3. Rbk running shoes are actually as awesome as the best Asics or Saucony running shoe!! That's right, they're just as good. But, rbk wants to give you, the customer, more value, so they market it as a run easy product, which means it should cost less. (i admit, this scenario is confusing, but, so is the Run Easy campaign, so at least were in good company)

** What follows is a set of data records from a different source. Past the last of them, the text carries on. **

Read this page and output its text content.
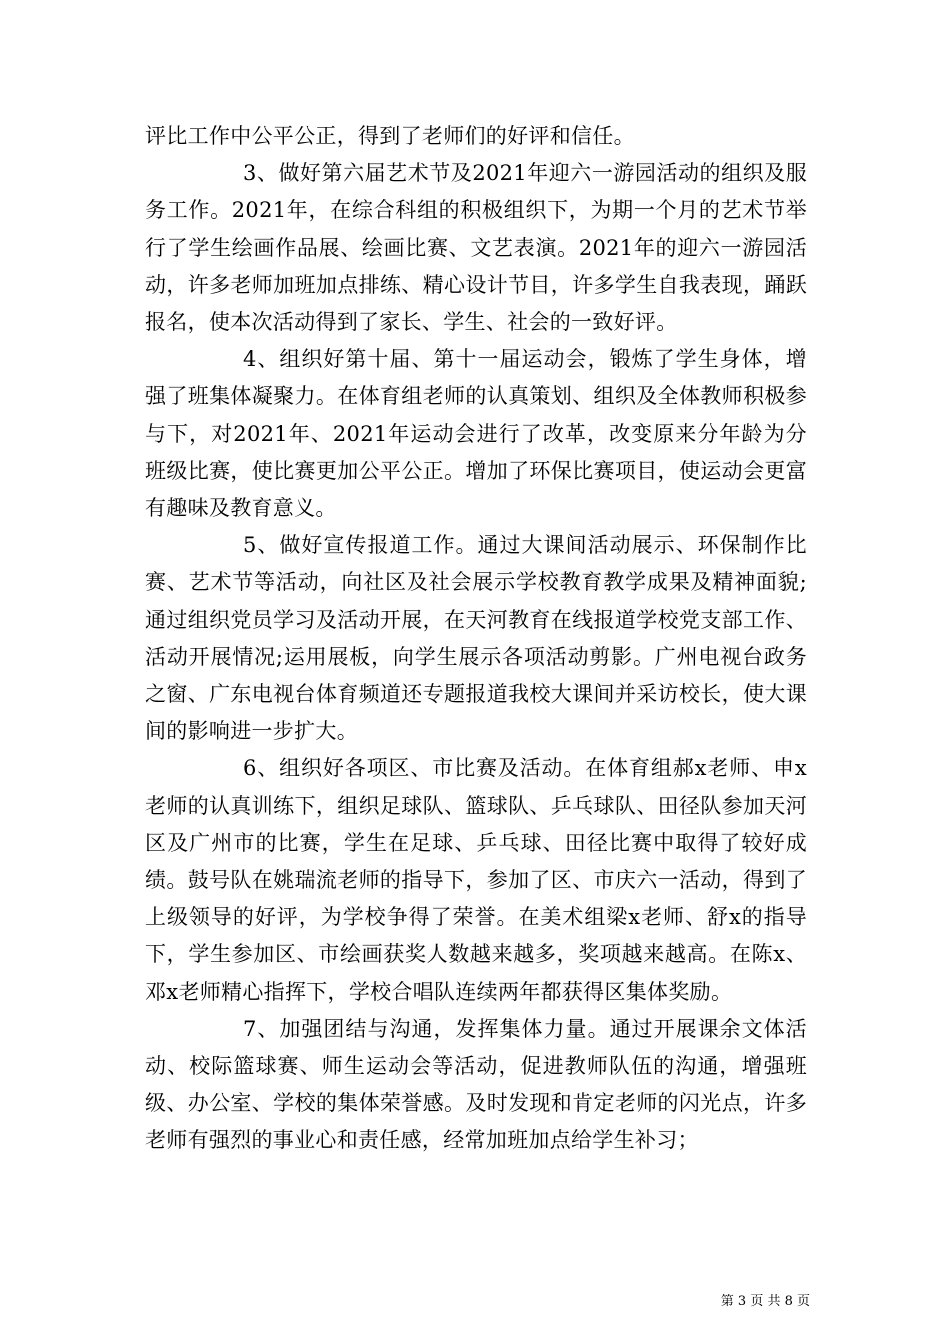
评比工作中公平公正，得到了老师们的好评和信任。

3、做好第六届艺术节及2021年迎六一游园活动的组织及服务工作。2021年，在综合科组的积极组织下，为期一个月的艺术节举行了学生绘画作品展、绘画比赛、文艺表演。2021年的迎六一游园活动，许多老师加班加点排练、精心设计节目，许多学生自我表现，踊跃报名，使本次活动得到了家长、学生、社会的一致好评。

4、组织好第十届、第十一届运动会，锻炼了学生身体，增强了班集体凝聚力。在体育组老师的认真策划、组织及全体教师积极参与下，对2021年、2021年运动会进行了改革，改变原来分年龄为分班级比赛，使比赛更加公平公正。增加了环保比赛项目，使运动会更富有趣味及教育意义。

5、做好宣传报道工作。通过大课间活动展示、环保制作比赛、艺术节等活动，向社区及社会展示学校教育教学成果及精神面貌;通过组织党员学习及活动开展，在天河教育在线报道学校党支部工作、活动开展情况;运用展板，向学生展示各项活动剪影。广州电视台政务之窗、广东电视台体育频道还专题报道我校大课间并采访校长，使大课间的影响进一步扩大。

6、组织好各项区、市比赛及活动。在体育组郝x老师、申x老师的认真训练下，组织足球队、篮球队、乒乓球队、田径队参加天河区及广州市的比赛，学生在足球、乒乓球、田径比赛中取得了较好成绩。鼓号队在姚瑞流老师的指导下，参加了区、市庆六一活动，得到了上级领导的好评，为学校争得了荣誉。在美术组梁x老师、舒x的指导下，学生参加区、市绘画获奖人数越来越多，奖项越来越高。在陈x、邓x老师精心指挥下，学校合唱队连续两年都获得区集体奖励。

7、加强团结与沟通，发挥集体力量。通过开展课余文体活动、校际篮球赛、师生运动会等活动，促进教师队伍的沟通，增强班级、办公室、学校的集体荣誉感。及时发现和肯定老师的闪光点，许多老师有强烈的事业心和责任感，经常加班加点给学生补习；

第 3 页 共 8 页
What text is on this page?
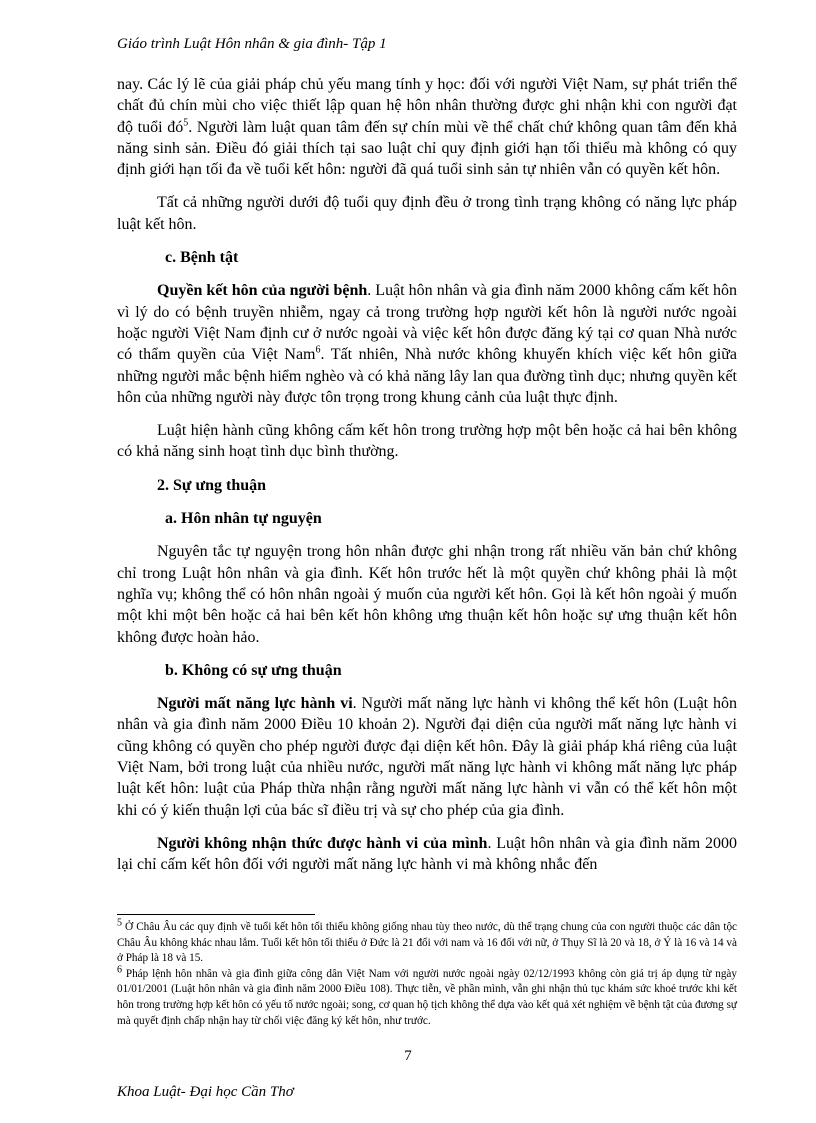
Giáo trình Luật Hôn nhân & gia đình- Tập 1

nay. Các lý lẽ của giải pháp chủ yếu mang tính y học: đối với người Việt Nam, sự phát triển thể chất đủ chín mùi cho việc thiết lập quan hệ hôn nhân thường được ghi nhận khi con người đạt độ tuổi $đó^5$. Người làm luật quan tâm đến sự chín mùi về thể chất chứ không quan tâm đến khả năng sinh sản. Điều đó giải thích tại sao luật chỉ quy định giới hạn tối thiểu mà không có quy định giới hạn tối đa về tuổi kết hôn: người đã quá tuổi sinh sản tự nhiên vẫn có quyền kết hôn.

Tất cả những người dưới độ tuổi quy định đều ở trong tình trạng không có năng lực pháp luật kết hôn.

c. Bệnh tật

Quyền kết hôn của người bệnh. Luật hôn nhân và gia đình năm 2000 không cấm kết hôn vì lý do có bệnh truyền nhiễm, ngay cả trong trường hợp người kết hôn là người nước ngoài hoặc người Việt Nam định cư ở nước ngoài và việc kết hôn được đăng ký tại cơ quan Nhà nước có thẩm quyền của Việt Nam$^6$. Tất nhiên, Nhà nước không khuyến khích việc kết hôn giữa những người mắc bệnh hiểm nghèo và có khả năng lây lan qua đường tình dục; nhưng quyền kết hôn của những người này được tôn trọng trong khung cảnh của luật thực định.

Luật hiện hành cũng không cấm kết hôn trong trường hợp một bên hoặc cả hai bên không có khả năng sinh hoạt tình dục bình thường.

2. Sự ưng thuận
a. Hôn nhân tự nguyện

Nguyên tắc tự nguyện trong hôn nhân được ghi nhận trong rất nhiều văn bản chứ không chỉ trong Luật hôn nhân và gia đình. Kết hôn trước hết là một quyền chứ không phải là một nghĩa vụ; không thể có hôn nhân ngoài ý muốn của người kết hôn. Gọi là kết hôn ngoài ý muốn một khi một bên hoặc cả hai bên kết hôn không ưng thuận kết hôn hoặc sự ưng thuận kết hôn không được hoàn hảo.

b. Không có sự ưng thuận

Người mất năng lực hành vi. Người mất năng lực hành vi không thể kết hôn (Luật hôn nhân và gia đình năm 2000 Điều 10 khoản 2). Người đại diện của người mất năng lực hành vi cũng không có quyền cho phép người được đại diện kết hôn. Đây là giải pháp khá riêng của luật Việt Nam, bởi trong luật của nhiều nước, người mất năng lực hành vi không mất năng lực pháp luật kết hôn: luật của Pháp thừa nhận rằng người mất năng lực hành vi vẫn có thể kết hôn một khi có ý kiến thuận lợi của bác sĩ điều trị và sự cho phép của gia đình.

Người không nhận thức được hành vi của mình. Luật hôn nhân và gia đình năm 2000 lại chỉ cấm kết hôn đối với người mất năng lực hành vi mà không nhắc đến

$^5$ Ở Châu Âu các quy định về tuổi kết hôn tối thiểu không giống nhau tùy theo nước, dù thể trạng chung của con người thuộc các dân tộc Châu Âu không khác nhau lắm. Tuổi kết hôn tối thiểu ở Đức là 21 đối với nam và 16 đối với nữ, ở Thụy Sĩ là 20 và 18, ở Ý là 16 và 14 và ở Pháp là 18 và 15.

$^6$ Pháp lệnh hôn nhân và gia đình giữa công dân Việt Nam với người nước ngoài ngày 02/12/1993 không còn giá trị áp dụng từ ngày 01/01/2001 (Luật hôn nhân và gia đình năm 2000 Điều 108). Thực tiễn, về phần mình, vẫn ghi nhận thủ tục khám sức khoẻ trước khi kết hôn trong trường hợp kết hôn có yếu tố nước ngoài; song, cơ quan hộ tịch không thể dựa vào kết quả xét nghiệm về bệnh tật của đương sự mà quyết định chấp nhận hay từ chối việc đăng ký kết hôn, như trước.

7
Khoa Luật- Đại học Cần Thơ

4. Maybe rbk is trying to grow the running category as a whole. If they're doing this, then arguably this campaign could be very effective, albeit in the short term. Why only in the short term? Consider this. If rbk is successful at "growing the category", then they will convert customers to running. But, as we've noted in some of the other interpretations, this creates a bigger problem. As soon as the customers are truly converted, they'll drop rbk products like a bad habit since their running shoes are only designed for poseurs, wannabes, or those who really aren't committed. And, if someone's truly committed to the "category" then they'll start buying product that performs. Once again, it's always great to build the category. But, with rbk's short-term product positioning strategy, as created by their ad campaign, their shooting themselves.

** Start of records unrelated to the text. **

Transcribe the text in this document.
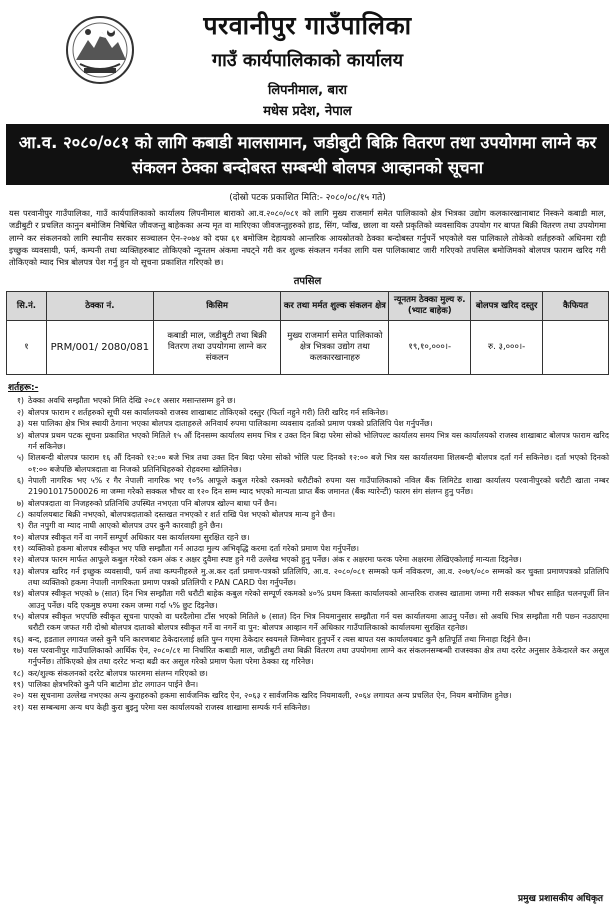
परवानीपुर गाउँपालिका
गाउँ कार्यपालिकाको कार्यालय
लिपनीमाल, बारा
मधेस प्रदेश, नेपाल
आ.व. २०८०/०८१ को लागि कबाडी मालसामान, जडीबुटी बिक्रि वितरण तथा उपयोगमा लाग्ने कर संकलन ठेक्का बन्दोबस्त सम्बन्धी बोलपत्र आव्हानको सूचना
(दोस्रो पटक प्रकाशित मिति:- २०८०/०८/१५ गते)

यस परवानीपुर गाउँपालिका, गाउँ कार्यपालिकाको कार्यालय लिपनीमाल बाराको आ.व.२०८०/०८१ को लागि मुख्य राजमार्ग समेत पालिकाको क्षेत्र भित्रका उद्योग कलकारखानाबाट निस्कने कबाडी माल, जडीबुटी र प्रचलित कानुन बमोजिम निषेधित जीवजन्तु बाहेकका अन्य मृत वा मारिएका जीवजन्तुहरुको हाड, सिंग, प्वाँख, छाला वा यस्तै प्रकृतिको व्यवसायिक उपयोग गर बापत बिक्री वितरण तथा उपयोगमा लाग्ने कर संकलनको लागि स्थानीय सरकार सञ्चालन ऐन-२०७४ को दफा ६१ बमोजिम देहायको आन्तरिक आयस्रोतको ठेक्का बन्दोबस्त गर्नुपर्ने भएकोले यस पालिकाले तोकेको शर्तहरुको अधिनमा रही इच्छुक व्यवसायी, फर्म, कम्पनी तथा व्यक्तिहरुबाट तोकिएको न्यूनतम अंकमा नघट्ने गरी कर शुल्क संकलन गर्नका लागि यस पालिकाबाट जारी गरिएको तपसिल बमोजिमको बोलपत्र फाराम खरिद गरी तोकिएको म्याद भित्र बोलपत्र पेश गर्नु हुन यो सूचना प्रकाशित गरिएको छ।

तपसिल
सि.नं.	ठेक्का नं.	किसिम	कर तथा मर्मत शुल्क संकलन क्षेत्र	न्यूनतम ठेक्का मुल्य रु. (भ्याट बाहेक)	बोलपत्र खरिद दस्तुर	कैफियत
१	PRM/001/ 2080/081	कबाडी माल, जडीबुटी तथा बिक्री वितरण तथा उपयोगमा लाग्ने कर संकलन	मुख्य राजमार्ग समेत पालिकाको क्षेत्र भित्रका उद्योग तथा कलकारखानाहरु	१९,१०,०००।-	रु. ३,०००।-	
शर्तहरू:-
१) ठेक्का अवधि सम्झौता भएको मिति देखि २०८१ असार मसान्तसम्म हुने छ।
२) बोलपत्र फाराम र शर्तहरुको सूची यस कार्यालयको राजस्व शाखाबाट तोकिएको दस्तुर (फिर्ता नहुने गरी) तिरी खरिद गर्न सकिनेछ।
३) यस पालिका क्षेत्र भित्र स्थायी ठेगाना भएका बोलपत्र दाताहरुले अनिवार्य रुपमा पालिकामा व्यवसाय दर्ताको प्रमाण पत्रको प्रतिलिपि पेश गर्नुपर्नेछ।
४) बोलपत्र प्रथम पटक सूचना प्रकाशित भएको मितिले १५ औं दिनसम्म कार्यालय समय भित्र र उक्त दिन बिदा परेमा सोको भोलिपल्ट कार्यालय समय भित्र यस कार्यालयको राजस्व शाखाबाट बोलपत्र फाराम खरिद गर्न सकिनेछ।
५) शिलबन्दी बोलपत्र फाराम १६ औं दिनको १२:०० बजे भित्र तथा उक्त दिन बिदा परेमा सोको भोलि पल्ट दिनको १२:०० बजे भित्र यस कार्यालयमा शिलबन्दी बोलपत्र दर्ता गर्न सकिनेछ। दर्ता भएको दिनको ०१:०० बजेपछि बोलपत्रदाता वा निजको प्रतिनिधिहरुको रोहवरमा खोलिनेछ।
६) नेपाली नागरिक भए ५% र गैर नेपाली नागरिक भए १०% आफूले कबुल गरेको रकमको धरौटीको रुपमा यस गाउँपालिकाको नविल बैंक लिमिटेड शाखा कार्यालय परवानीपुरको धरौटी खाता नम्बर 21901017500026 मा जम्मा गरेको सक्कल भौचर वा १२० दिन सम्म म्याद भएको मान्यता प्राप्त बैंक जमानत (बैंक ग्यारेन्टी) फारम संग संलग्न हुनु पर्नेछ।
७) बोलपत्रदाता वा निजहरुको प्रतिनिधि उपस्थित नभएता पनि बोलपत्र खोल्न बाधा पर्ने छैन।
८) कार्यालयबाट बिक्री नभएको, बोलपत्रदाताको दस्तखत नभएको र शर्त राखि पेश भएको बोलपत्र मान्य हुने छैन।
९) रीत नपुगी वा म्याद नाघी आएको बोलपत्र उपर कुनै कारवाही हुने छैन।
१०) बोलपत्र स्वीकृत गर्ने वा नगर्ने सम्पूर्ण अधिकार यस कार्यालयमा सुरक्षित रहने छ।
११) व्यक्तिको हकमा बोलपत्र स्वीकृत भए पछि सम्झौता गर्न आउदा मुल्य अभिवृद्धि करमा दर्ता गरेको प्रमाण पेश गर्नुपर्नेछ।
१२) बोलपत्र फारम मार्फत आफूले कबुल गरेको रकम अंक र अक्षर दुवैमा स्पष्ट हुने गरी उल्लेख भएको हुनु पर्नेछ। अंक र अक्षरमा फरक परेमा अक्षरमा लेखिएकोलाई मान्यता दिइनेछ।
१३) बोलपत्र खरिद गर्न इच्छुक व्यवसायी, फर्म तथा कम्पनीहरुले मु.अ.कर दर्ता प्रमाण-पत्रको प्रतिलिपि, आ.व. २०८०/०८१ सम्मको फर्म नविकरण, आ.व. २०७९/०८० सम्मको कर चुक्ता प्रमाणपत्रको प्रतिलिपि तथा व्यक्तिको हकमा नेपाली नागरिकता प्रमाण पत्रको प्रतिलिपी र PAN CARD पेश गर्नुपर्नेछ।
१४) बोलपत्र स्वीकृत भएको ७ (सात) दिन भित्र सम्झौता गरी धरौटी बाहेक कबुल गरेको सम्पूर्ण रकमको ४०% प्रथम किस्ता कार्यालयको आन्तरिक राजस्व खातामा जम्मा गरी सक्कल भौचर साहित चलनपूर्जी लिन आउनु पर्नेछ। यदि एकमुष्ठ रुपमा रकम जम्मा गर्दा ५% छुट दिइनेछ।
१५) बोलपत्र स्वीकृत भएपछि स्वीकृत सूचना पाएको वा घरदैलोमा टाँस भएको मितिले ७ (सात) दिन भित्र नियमानुसार सम्झौता गर्न यस कार्यालयमा आउनु पर्नेछ। सो अवधि भित्र सम्झौता गरी पछ्न नउठाएमा धरौटी रकम जफत गरी दोश्रो बोलपत्र दाताको बोलपत्र स्वीकृत गर्ने वा नगर्ने वा पुन: बोलपत्र आव्हान गर्ने अधिकार गाउँपालिकाको कार्यालयमा सुरक्षित रहनेछ।
१६) बन्द, हडताल लगायत जस्ते कुनै पनि कारणबाट ठेकेदारलाई क्षति पुग्न गएमा ठेकेदार स्वयमले जिम्मेवार हुनुपर्ने र त्यस बापत यस कार्यालयबाट कुनै क्षतिपूर्ति तथा मिनाहा दिईने छैन।
१७) यस परवानीपुर गाउँपालिकाको आर्थिक ऐन, २०८०/८१ मा निर्धारित कबाडी माल, जडीबुटी तथा बिक्री वितरण तथा उपयोगमा लाग्ने कर संकलनसम्बन्धी राजस्वका क्षेत्र तथा दररेट अनुसार ठेकेदारले कर असुल गर्नुपर्नेछ। तोकिएको क्षेत्र तथा दररेट भन्दा बढी कर असुल गरेको प्रमाण फेला परेमा ठेक्का रद्द गरिनेछ।
१८) कर/शुल्क संकलनको दररेट बोलपत्र फारममा संलग्न गरिएको छ।
१९) पालिका क्षेत्रभरिको कुनै पनि बाटोमा डोट लगाउन पाईने छैन।
२०) यस सूचनामा उल्लेख नभएका अन्य कुराहरुको हकमा सार्वजनिक खरिद ऐन, २०६३ र सार्वजनिक खरिद नियमावली, २०६४ लगायत अन्य प्रचलित ऐन, नियम बमोजिम हुनेछ।
२१) यस सम्बन्धमा अन्य थप केही कुरा बुझ्नु परेमा यस कार्यालयको राजस्व शाखामा सम्पर्क गर्न सकिनेछ।
प्रमुख प्रशासकीय अधिकृत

5. Arguably rbk is simply being honest in their marketing by admitting most people who buy running shoes simply don't run, aren't into it, and when they do, they run easy (i.e. to catch the bus, into the donut shop, out of the rain, etc). For these duties, I'm sure rbk shoes will perform quite admirably. However, is this how successful product should be marketed? Honesty and transparency should be paramount. However, this kind of honesty from rbk simply loses all the romanticism, dreams, and aspirations of those who run, or would take up running.

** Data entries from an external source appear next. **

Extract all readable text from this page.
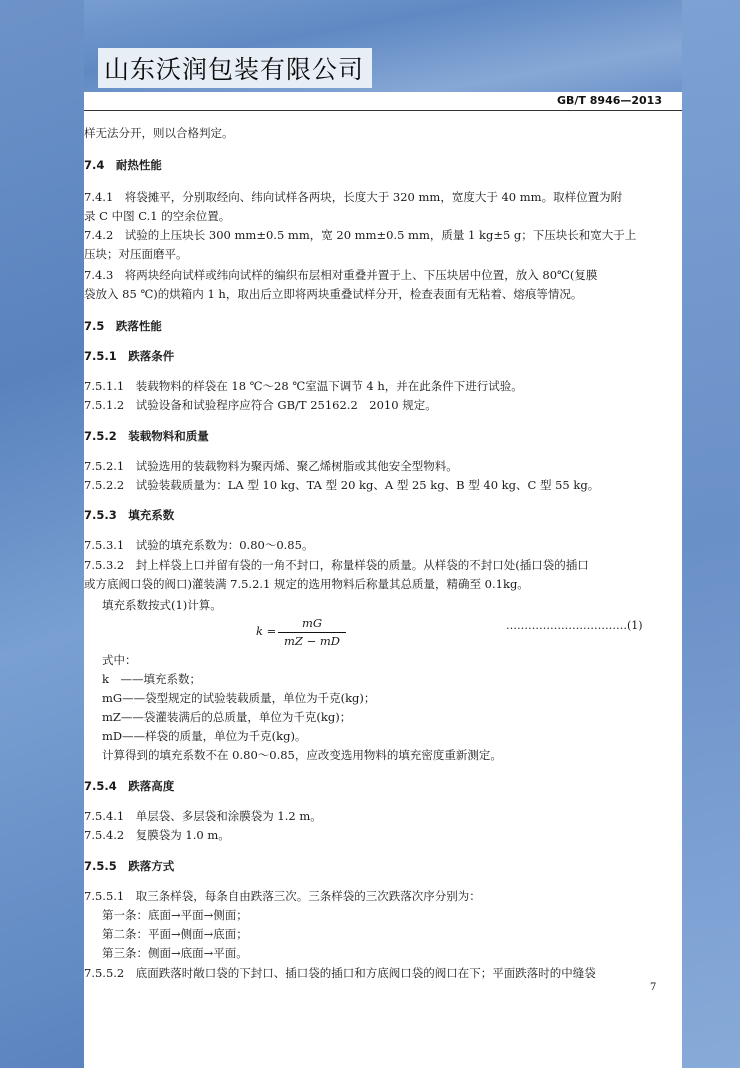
山东沃润包装有限公司
GB/T 8946—2013
样无法分开，则以合格判定。
7.4　耐热性能
7.4.1　将袋摊平，分别取经向、纬向试样各两块，长度大于 320 mm，宽度大于 40 mm。取样位置为附
录 C 中图 C.1 的空余位置。
7.4.2　试验的上压块长 300 mm±0.5 mm，宽 20 mm±0.5 mm，质量 1 kg±5 g；下压块长和宽大于上
压块；对压面磨平。
7.4.3　将两块经向试样或纬向试样的编织布层相对重叠并置于上、下压块居中位置，放入 80℃(复膜
袋放入 85 ℃)的烘箱内 1 h，取出后立即将两块重叠试样分开，检查表面有无粘着、熔痕等情况。
7.5　跌落性能
7.5.1　跌落条件
7.5.1.1　装载物料的样袋在 18 ℃～28 ℃室温下调节 4 h，并在此条件下进行试验。
7.5.1.2　试验设备和试验程序应符合 GB/T 25162.2　2010 规定。
7.5.2　装载物料和质量
7.5.2.1　试验选用的装载物料为聚丙烯、聚乙烯树脂或其他安全型物料。
7.5.2.2　试验装载质量为：LA 型 10 kg、TA 型 20 kg、A 型 25 kg、B 型 40 kg、C 型 55 kg。
7.5.3　填充系数
7.5.3.1　试验的填充系数为：0.80～0.85。
7.5.3.2　封上样袋上口并留有袋的一角不封口，称量样袋的质量。从样袋的不封口处(插口袋的插口
或方底阀口袋的阀口)灌装满 7.5.2.1 规定的选用物料后称量其总质量，精确至 0.1kg。
填充系数按式(1)计算。
式中：
k　——填充系数；
mG——袋型规定的试验装载质量，单位为千克(kg)；
mZ——袋灌装满后的总质量，单位为千克(kg)；
mD——样袋的质量，单位为千克(kg)。
计算得到的填充系数不在 0.80～0.85，应改变选用物料的填充密度重新测定。
7.5.4　跌落高度
7.5.4.1　单层袋、多层袋和涂膜袋为 1.2 m。
7.5.4.2　复膜袋为 1.0 m。
7.5.5　跌落方式
7.5.5.1　取三条样袋，每条自由跌落三次。三条样袋的三次跌落次序分别为：
第一条：底面→平面→侧面；
第二条：平面→侧面→底面；
第三条：侧面→底面→平面。
7.5.5.2　底面跌落时敞口袋的下封口、插口袋的插口和方底阀口袋的阀口在下；平面跌落时的中缝袋
k =
mG
mZ − mD
……………………………(1)
7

A few years back, it appeared that rbk was trying to transition to a more urban, lifestyle brand with athletic influences, all but conceding to Nike the reign of performance footwear. With this run easy campaign, it's as if they've reneged and decided they weren't quite ready to concede. Or, maybe this action is a result of the whole urban trend being in a slump more recently. Either way, it's symptomatic of major marketing confusion. But, the rbk consumer should be used to that, at least in the performance category, as it seems like rbk has been trying to figure out what they stand for over the last few years. And, during that time of confusion, Nike has continued to grow quite nicely and steadily.

Nike = committed
RBK = not committed

A simple marketing principle. Stay committed to your strategy, in both the up and downs. Now, if you are to stay committed to your strategy, that means you better pick a strategy that is sustainable over the long haul. Or, sell out before your trend goes in the dump!!!